Manjula Pothos and Marble Queen Pothos have similar soil requirements and prefer a well-draining soil mix that retains some moisture but does not become waterlogged. A high-quality potting mix containing peat moss or coco coir, perlite, orchid bark, and vermiculite is a good choice for both plants. Avoid using heavy or clay soils, which can retain too much moisture and cause root rot. Both plants can also benefit from adding organic matter, such as compost or worm castings, which can help improve soil structure and fertility. When repotting, choose a pot slightly larger than the current one, about one to two inches bigger, as these plants prefer to be somewhat root-bound. Allow the top inch of soil to dry out between waterings to prevent overwatering and root rot.
Manjula Pothos and Marble Queen Pothos both prefer the same lighting requirements: bright indirect light but can tolerate lower light conditions. However, they do not tolerate direct sunlight, which can scorch their leaves and cause them to fade. The plants may become leggy and produce smaller leaves if grown in low light conditions. To maintain a full, bushy plant, provide adequate light and rotate the plant periodically to ensure even growth. If the plant is not getting enough light, the leaves may start to yellow or drop, indicating that it needs to be moved to a brighter location.

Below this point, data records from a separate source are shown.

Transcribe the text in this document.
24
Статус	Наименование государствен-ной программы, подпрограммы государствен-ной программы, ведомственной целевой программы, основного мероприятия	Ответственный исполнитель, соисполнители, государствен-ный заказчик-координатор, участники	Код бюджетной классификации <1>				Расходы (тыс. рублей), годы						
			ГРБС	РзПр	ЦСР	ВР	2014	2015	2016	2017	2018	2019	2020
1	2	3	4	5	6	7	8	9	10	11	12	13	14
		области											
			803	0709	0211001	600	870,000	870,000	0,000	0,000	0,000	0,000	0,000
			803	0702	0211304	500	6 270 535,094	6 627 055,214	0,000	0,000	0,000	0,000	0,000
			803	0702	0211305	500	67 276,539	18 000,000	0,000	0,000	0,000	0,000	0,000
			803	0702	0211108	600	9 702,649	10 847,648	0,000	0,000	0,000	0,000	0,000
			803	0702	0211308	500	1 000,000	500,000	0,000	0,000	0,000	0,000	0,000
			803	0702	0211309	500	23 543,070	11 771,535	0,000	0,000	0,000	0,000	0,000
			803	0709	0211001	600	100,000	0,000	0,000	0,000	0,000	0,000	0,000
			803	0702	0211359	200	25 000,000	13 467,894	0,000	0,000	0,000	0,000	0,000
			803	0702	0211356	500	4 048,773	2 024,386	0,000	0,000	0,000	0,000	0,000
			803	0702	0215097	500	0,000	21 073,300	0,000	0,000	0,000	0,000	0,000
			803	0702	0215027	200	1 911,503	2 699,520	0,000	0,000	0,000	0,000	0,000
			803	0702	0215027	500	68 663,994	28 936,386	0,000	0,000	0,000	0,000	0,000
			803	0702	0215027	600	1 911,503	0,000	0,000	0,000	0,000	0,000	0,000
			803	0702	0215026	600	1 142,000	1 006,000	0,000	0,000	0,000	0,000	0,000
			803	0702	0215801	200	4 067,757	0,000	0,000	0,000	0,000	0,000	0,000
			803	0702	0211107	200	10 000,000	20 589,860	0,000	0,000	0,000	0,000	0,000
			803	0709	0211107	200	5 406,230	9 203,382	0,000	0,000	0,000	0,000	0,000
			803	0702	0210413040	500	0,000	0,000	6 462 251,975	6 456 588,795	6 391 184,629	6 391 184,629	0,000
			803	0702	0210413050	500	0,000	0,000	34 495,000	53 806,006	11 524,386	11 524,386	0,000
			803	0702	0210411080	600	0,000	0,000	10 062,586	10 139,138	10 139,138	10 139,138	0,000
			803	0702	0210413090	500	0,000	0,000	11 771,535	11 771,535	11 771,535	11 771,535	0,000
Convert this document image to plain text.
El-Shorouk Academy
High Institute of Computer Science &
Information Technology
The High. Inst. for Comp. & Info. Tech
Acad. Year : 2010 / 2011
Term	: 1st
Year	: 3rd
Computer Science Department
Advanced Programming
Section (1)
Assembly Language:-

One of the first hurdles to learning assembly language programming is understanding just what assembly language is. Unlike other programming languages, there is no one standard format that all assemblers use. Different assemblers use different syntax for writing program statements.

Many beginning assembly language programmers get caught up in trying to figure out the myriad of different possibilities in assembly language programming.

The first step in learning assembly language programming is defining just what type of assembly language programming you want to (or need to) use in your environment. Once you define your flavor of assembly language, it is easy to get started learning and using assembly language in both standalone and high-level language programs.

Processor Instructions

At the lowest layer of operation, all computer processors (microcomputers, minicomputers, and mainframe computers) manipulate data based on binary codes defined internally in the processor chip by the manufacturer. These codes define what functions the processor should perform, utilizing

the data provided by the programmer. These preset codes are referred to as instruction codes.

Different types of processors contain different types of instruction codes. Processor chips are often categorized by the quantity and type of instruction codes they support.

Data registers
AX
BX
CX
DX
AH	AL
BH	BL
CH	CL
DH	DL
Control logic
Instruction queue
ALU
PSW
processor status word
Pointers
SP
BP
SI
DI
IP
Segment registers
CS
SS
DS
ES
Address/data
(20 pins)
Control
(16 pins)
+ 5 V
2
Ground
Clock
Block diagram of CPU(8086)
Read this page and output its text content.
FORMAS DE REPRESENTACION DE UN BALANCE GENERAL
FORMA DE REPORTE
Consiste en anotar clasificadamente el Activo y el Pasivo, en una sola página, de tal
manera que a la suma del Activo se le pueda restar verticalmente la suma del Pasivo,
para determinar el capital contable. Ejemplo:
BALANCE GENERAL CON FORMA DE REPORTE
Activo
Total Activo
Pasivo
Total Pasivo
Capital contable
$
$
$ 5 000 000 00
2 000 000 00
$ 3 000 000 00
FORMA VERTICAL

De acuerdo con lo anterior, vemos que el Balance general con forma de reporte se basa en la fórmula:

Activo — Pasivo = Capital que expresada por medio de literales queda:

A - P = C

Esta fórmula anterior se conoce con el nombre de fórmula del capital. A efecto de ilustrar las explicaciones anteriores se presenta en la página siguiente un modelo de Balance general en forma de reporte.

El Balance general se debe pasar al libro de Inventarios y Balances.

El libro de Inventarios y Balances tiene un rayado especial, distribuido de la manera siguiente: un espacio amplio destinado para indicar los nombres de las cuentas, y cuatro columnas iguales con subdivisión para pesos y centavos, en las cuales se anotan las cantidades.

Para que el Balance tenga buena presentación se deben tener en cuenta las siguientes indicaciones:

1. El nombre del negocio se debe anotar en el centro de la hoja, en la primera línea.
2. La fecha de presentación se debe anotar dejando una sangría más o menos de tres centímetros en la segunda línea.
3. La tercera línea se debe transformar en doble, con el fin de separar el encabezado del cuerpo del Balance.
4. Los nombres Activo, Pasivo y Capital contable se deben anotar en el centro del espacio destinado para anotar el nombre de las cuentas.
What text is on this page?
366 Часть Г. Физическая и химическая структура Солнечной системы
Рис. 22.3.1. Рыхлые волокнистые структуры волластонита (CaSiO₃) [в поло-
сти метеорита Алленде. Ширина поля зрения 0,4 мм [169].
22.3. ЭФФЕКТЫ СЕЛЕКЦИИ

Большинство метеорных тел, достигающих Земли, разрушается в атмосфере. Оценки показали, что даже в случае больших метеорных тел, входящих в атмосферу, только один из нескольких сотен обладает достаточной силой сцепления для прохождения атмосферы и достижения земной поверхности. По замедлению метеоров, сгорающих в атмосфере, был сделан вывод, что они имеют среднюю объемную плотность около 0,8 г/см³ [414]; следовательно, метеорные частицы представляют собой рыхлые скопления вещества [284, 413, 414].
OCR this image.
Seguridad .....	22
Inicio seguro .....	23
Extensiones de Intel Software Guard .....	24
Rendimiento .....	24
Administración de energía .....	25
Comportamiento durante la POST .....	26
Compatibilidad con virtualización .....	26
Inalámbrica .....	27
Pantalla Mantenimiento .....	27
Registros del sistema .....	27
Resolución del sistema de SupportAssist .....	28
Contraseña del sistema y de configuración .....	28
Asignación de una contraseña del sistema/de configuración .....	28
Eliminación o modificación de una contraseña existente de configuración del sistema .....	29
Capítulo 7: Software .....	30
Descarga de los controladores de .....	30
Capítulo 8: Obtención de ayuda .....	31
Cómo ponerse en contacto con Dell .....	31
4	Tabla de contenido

Manjula Pothos and Marble Queen Pothos have similar repotting requirements and generally only need to be repotted occasionally. These plants prefer to be slightly root-bound and tolerate being in the same pot for several years. When repotting, choose a pot that is only slightly larger than the current one. Use a well-aerated soil mix for a healthy potting medium. Repot in the spring or summer, when the plant is actively growing. Signs that the plant needs to be repotted include roots growing out of the drainage holes, water pooling on the soil surface, or the plant becoming too large for its current pot.
Manjula Pothos and Marble Queen Pothos have similar watering requirements and prefer to be kept evenly moist but not soggy. These plants should be watered when the top inch of soil feels dry to the touch. If the leaves start to wilt or turn yellow, this may be a sign of overwatering or underwatering. Adjust the watering frequency based on the season and environmental conditions. You can water Manjula and Marble Queen Pothos the same.
A balanced, water-soluble fertilizer with an N-P-K ratio of 20-20-20 or 10-10-10 can be used every two to four weeks during the growing season to provide the plant with the necessary nutrients. Always follow the instructions on the package to avoid over-fertilizing, which can lead to salt buildup in the soil and cause root burn. If the plant is actively growing, you can continue to fertilize both Manjula and Marble Queen in the “dormant” winter months. These plants can also benefit from occasional foliar feeding, where a diluted fertilizer solution is sprayed directly onto the leaves to provide nutrients and improve their overall health.
As you can see, there are a lot of similarities and differences between manjula pothos vs marble queen pothos. You can spot the differences by their leaf design, origin, and growth rate. But being in the same family, Epipremnum Aureum, their care is one in the same.